Branche maladie de la sécurité sociale

Le Parisien - Sécurité sociale : un million d’assurés désaffiliés malgré eux

il y a 1 mois, par Info santé sécu social

La mise en place de la Protection universelle maladie (Puma), dont l’objectif est de supprimer les ruptures de couverture, s’est traduite par la radiation de très nombreux assurés malgré eux. 320 000 dossiers attendent encore d’être réaffiliés.

Ça partait pourtant d’un bon sentiment. Lancée en 2016 par l’ancienne ministre de la Santé, Marisol Touraine, la Puma, ou Protection universelle maladie, a vocation à permettre à toute personne majeure résidant en France d’être assurée directement auprès l’Assurance maladie, de manière totalement autonome et sans discontinuité. Fini les situations où madame qui ne travaille pas est « ayant droit de son mari », inscrite sur sa carte Vitale. Fini les ruptures de couverture à l’occasion d’un divorce, d’un licenciement…

Sur les 43 millions d’assurés du régime général, deux millions de personnes devaient bénéficier de la mesure et changer de statut. Une mutation automatisée que l’Assurance maladie doit réaliser d’ici fin 2019.

Justifier la « stabilité de résidence »
Non sans irriter certains intéressés, comme Ariane. Cette Bretonne et ex-parisienne qui est loin d’être un cas isolé, raconte : « La Sécu m’a radié sans me prévenir. Elle m’a ensuite demandé plein de justificatifs, poursuit-elle, pour vérifier ma nationalité française et ma « stabilité de résidence » pour pouvoir rouvrir mes droits. J’ai tout envoyé mais, pour une raison ou une autre, ils ont tout rejeté (ou perdu, qui sait). Du coup, ils me redemandent des tonnes de justificatifs, à moi et à mon « logeur » (NDLR : son mari). On est en train de leur photocopier toutes nos feuilles d’impôts depuis dix ans, en espérant que ça fera assez « stable », vu qu’ils ont refusé les factures récentes d’EDF et de téléphone qu’ils nous avaient pourtant demandées… »

Ariane fait partie du million de Français pour lesquels la résidence n’a pu être définie automatiquement, notamment à travers l’échange des fichiers entre administrations. 740 000 de ces dossiers ont pu être réglés à la fin décembre 2018. Mais Ariane fait encore partie des 320 000 assurés qui doivent justifier sur pièces de leur état civil.

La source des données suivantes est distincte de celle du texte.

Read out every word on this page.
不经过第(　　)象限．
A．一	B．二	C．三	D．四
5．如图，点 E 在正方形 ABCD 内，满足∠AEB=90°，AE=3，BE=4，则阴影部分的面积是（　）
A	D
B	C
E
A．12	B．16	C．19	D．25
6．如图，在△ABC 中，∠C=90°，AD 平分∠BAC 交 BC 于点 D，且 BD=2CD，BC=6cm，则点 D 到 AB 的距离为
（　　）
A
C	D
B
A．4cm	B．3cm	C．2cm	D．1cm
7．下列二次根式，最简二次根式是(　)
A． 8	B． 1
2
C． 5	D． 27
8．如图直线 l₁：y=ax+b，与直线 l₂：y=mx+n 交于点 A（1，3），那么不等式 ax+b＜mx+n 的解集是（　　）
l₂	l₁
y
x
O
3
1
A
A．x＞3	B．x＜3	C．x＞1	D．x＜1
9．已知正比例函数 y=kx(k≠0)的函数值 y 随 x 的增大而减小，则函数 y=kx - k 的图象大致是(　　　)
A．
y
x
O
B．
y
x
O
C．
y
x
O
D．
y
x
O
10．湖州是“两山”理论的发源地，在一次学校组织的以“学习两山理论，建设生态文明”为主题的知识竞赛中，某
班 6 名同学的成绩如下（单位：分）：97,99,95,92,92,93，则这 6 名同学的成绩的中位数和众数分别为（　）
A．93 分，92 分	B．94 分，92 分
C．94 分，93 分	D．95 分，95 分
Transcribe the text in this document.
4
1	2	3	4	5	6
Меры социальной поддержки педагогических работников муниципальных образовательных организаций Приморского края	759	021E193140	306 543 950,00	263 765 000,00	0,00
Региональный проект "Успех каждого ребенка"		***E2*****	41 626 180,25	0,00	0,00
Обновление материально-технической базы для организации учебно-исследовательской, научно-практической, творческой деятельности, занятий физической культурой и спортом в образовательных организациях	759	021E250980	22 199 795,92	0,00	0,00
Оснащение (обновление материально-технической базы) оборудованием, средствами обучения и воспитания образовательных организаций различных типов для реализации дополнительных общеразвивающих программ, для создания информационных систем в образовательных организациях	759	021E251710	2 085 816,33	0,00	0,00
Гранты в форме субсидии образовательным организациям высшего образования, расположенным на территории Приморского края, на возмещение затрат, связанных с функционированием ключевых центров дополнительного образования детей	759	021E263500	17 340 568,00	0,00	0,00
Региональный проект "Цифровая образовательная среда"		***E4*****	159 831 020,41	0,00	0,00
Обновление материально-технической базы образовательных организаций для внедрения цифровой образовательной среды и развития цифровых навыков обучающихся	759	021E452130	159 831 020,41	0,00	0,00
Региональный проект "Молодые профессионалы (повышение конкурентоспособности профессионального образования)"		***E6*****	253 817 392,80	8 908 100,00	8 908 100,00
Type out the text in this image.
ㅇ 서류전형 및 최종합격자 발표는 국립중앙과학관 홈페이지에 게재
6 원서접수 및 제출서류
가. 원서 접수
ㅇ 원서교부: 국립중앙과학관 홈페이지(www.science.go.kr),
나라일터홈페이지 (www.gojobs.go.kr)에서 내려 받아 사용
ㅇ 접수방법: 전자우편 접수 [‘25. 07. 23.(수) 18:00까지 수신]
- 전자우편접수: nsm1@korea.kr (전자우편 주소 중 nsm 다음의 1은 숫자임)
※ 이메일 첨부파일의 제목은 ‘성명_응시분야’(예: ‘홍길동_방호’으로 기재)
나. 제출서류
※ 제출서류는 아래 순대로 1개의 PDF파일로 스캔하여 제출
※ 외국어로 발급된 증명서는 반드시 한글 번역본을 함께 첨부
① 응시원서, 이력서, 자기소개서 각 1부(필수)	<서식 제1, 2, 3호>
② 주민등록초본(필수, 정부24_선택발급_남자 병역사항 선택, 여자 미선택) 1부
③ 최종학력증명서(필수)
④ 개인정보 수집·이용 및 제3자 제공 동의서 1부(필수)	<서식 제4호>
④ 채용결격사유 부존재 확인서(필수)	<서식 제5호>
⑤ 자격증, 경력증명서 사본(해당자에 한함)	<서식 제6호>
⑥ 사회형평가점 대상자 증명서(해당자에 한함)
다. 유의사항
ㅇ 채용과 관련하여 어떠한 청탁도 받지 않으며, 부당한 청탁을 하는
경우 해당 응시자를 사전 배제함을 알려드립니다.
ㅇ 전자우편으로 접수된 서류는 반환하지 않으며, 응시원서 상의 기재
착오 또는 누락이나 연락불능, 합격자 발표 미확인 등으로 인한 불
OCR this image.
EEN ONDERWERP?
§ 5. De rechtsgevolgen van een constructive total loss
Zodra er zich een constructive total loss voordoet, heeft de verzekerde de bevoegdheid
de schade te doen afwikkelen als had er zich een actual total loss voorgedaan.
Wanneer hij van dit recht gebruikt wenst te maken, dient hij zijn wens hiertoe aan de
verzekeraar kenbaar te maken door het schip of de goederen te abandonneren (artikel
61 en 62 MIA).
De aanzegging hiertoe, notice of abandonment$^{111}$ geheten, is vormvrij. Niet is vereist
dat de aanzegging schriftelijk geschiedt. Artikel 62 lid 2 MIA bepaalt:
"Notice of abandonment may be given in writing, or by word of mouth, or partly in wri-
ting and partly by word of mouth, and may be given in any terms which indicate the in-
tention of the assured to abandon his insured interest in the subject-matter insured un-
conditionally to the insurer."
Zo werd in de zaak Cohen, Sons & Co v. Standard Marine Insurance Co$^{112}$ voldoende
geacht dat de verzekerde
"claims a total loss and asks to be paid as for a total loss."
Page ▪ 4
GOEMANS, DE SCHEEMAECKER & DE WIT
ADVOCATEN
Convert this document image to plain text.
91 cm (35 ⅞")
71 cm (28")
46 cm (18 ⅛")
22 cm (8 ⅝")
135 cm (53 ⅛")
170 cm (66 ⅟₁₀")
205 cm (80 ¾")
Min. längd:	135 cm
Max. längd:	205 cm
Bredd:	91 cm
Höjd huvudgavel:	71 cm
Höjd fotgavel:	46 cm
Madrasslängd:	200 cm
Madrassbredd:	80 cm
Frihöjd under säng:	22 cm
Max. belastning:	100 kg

L’Assurance maladie respecte les règles d’un décret
« Cela concerne les assurés qui auraient perçu des prestations l’année dernière ou sur le premier semestre de l’année en cours mais pour lesquels nous n’avons pas d’informations mises à jour sur leur situation depuis plus de 3 ans », plaide l’Assurance maladie, contrainte de respecter les critères d’un décret publié en février 2017.

Beaucoup des 320 000 personnes en attente de règlement de leur dossier alimentent des queues devant les caisses de l’Assurance maladie. Comme Ariane. « Tout le monde vient pour la même raison : les épouses ont été radiées. Ma situation est très simple pourtant, je suis française, j’habite en France, je suis mariée, je n’ai plus déménagé depuis plus de dix ans, tout est clair et net. Je n’ose imaginer la galère des femmes qui sont nées à l’étranger… »

Aucune rupture de couverture
L’Assurance maladie, elle, fait son mea culpa, reconnaissant des cas de « chevauchements de démarches » pouvant agacer. Par exemple, lorsqu’une caisse lance la procédure d’autonomisation de l’assuré tout en lui réclamant des vérifications.

La Caisse nationale d’assurance maladie (Cnam) insiste néanmoins sur le fait qu’« aucune rupture de couverture n’affecte les personnes lors du changement de statut », et que les droits ne sont fermés que, lorsque au bout de 75 jours, deux courriers sont restés sans réponse. C’est actuellement le cas pour 103 personnes dans le Finistère qui seront donc radiées.